Vinz often hears of her impact, receiving notes from former students from more than 40 years ago who assume that Vinz won’t remember them. She does, associating each name with the student’s handwriting. ‘Their notes touch me,’ Vinz says. ‘They bring back the particularities of who they were — and who I was — in those shared moments of learning. It’s a quiet, enduring joy.’”
“They've shaped me as much or more than my impact on them. Everything I teach or think about, they're always there, says Vinz, who you might find in her cozy office on the fourth floor of Zankel Hall. “Their voices travel with me into every class I teach, every idea I explore — they’re woven into me, into the work.”
TC has also felt Vinz’s impact more broadly. In 2002, she established the Center for the Professional Education of Teachers (CPET), which bridges research-based theory and practice to help thousands of educators improve their practice. Vinz remains the founding director, advising on project-based literacy instruction, signature Initiatives, and supporting CPET’s school partnerships. She is the author of eighteen books, including A Poetry Pedagogy for Teachers, most recently, and the NCTE award-winning Composing A Teaching Life.

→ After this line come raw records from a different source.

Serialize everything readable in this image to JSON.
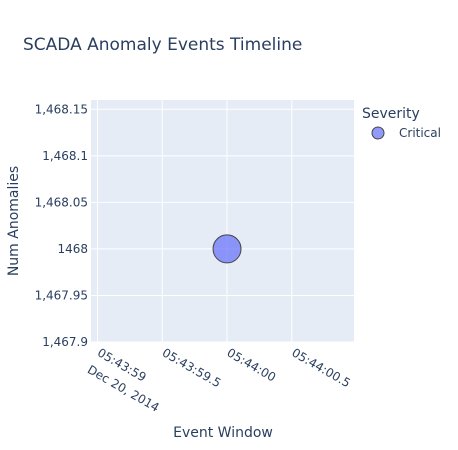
{
  "chart_data": {
    "type": "scatter",
    "title": "SCADA Anomaly Events Timeline",
    "xlabel": "Event Window",
    "ylabel": "Num Anomalies",
    "legend": {
      "title": "Severity",
      "placement": "top-right"
    },
    "x_tick_labels": [
      "05:43:59",
      "05:43:59.5",
      "05:44:00",
      "05:44:00.5"
    ],
    "x_tick_sublabel": "Dec 20, 2014",
    "y_ticks": [
      1467.9,
      1467.95,
      1468,
      1468.05,
      1468.1,
      1468.15
    ],
    "y_tick_labels": [
      "1,467.9",
      "1,467.95",
      "1468",
      "1,468.05",
      "1,468.1",
      "1,468.15"
    ],
    "ylim": [
      1467.9,
      1468.16
    ],
    "x_tick_values_seconds": [
      59,
      59.5,
      60,
      60.5
    ],
    "xlim_seconds": [
      58.95,
      60.98
    ],
    "series": [
      {
        "name": "Critical",
        "color": "#636efa",
        "points": [
          {
            "x": "2014-12-20 05:44:00",
            "x_seconds": 60,
            "y": 1468
          }
        ]
      }
    ],
    "grid": true
  }
}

About a 20 minute subway ride from TC, Vinz is also felt in the halls of the NYC Lab School for Collaborative Studies, which Brooke Jackson (M.Ed. ’23) helped establish and where the TC alumna has served as principal for more than 20 years.
Ruth helped me accept the challenge of public school leadership, reminding me, her then doctoral student at Teachers College, that the work — whether in the secondary classroom, leading a graduate studies department, or in the principal’s seat — is about building community.
“Ruth is everywhere,” Jackson wrote in her letter on Vinz’s behalf for the Beckman Award. “Our core values and how we live them in each decision and interaction are a function of the formative time I spent with Ruth….Ruth helped me accept the challenge of public school leadership, reminding me, her then doctoral student at Teachers College, that the work — whether in the secondary classroom, leading a graduate studies department, or in the principal’s seat — is about building community.”
Just a few weeks ahead of the Beckman Award ceremony, Vinz had set the letters her former students wrote on her behalf aside, saving them for when she could greet them in person. For her, the real celebration is in the reunion. When Vinz is asked about how mentorship has informed her teaching, she pauses.
“I’ve never found a firm boundary between mentoring and teaching, if that makes sense,” says Vinz, who speaks about her ongoing classes with a spark. “Both are forms of accompaniment. Both ask us to listen, to imagine, to grow. Mentorship is reciprocal because teaching, at its best, always is.”
For Vinz, teaching has always been shaped by a single, enduring invitation — Mary Oliver’s question: ‘Tell me, what is it you plan to do with your one wild and precious life?’ “That question,” she says, “has guided my commitments to teaching, mentoring, and living.”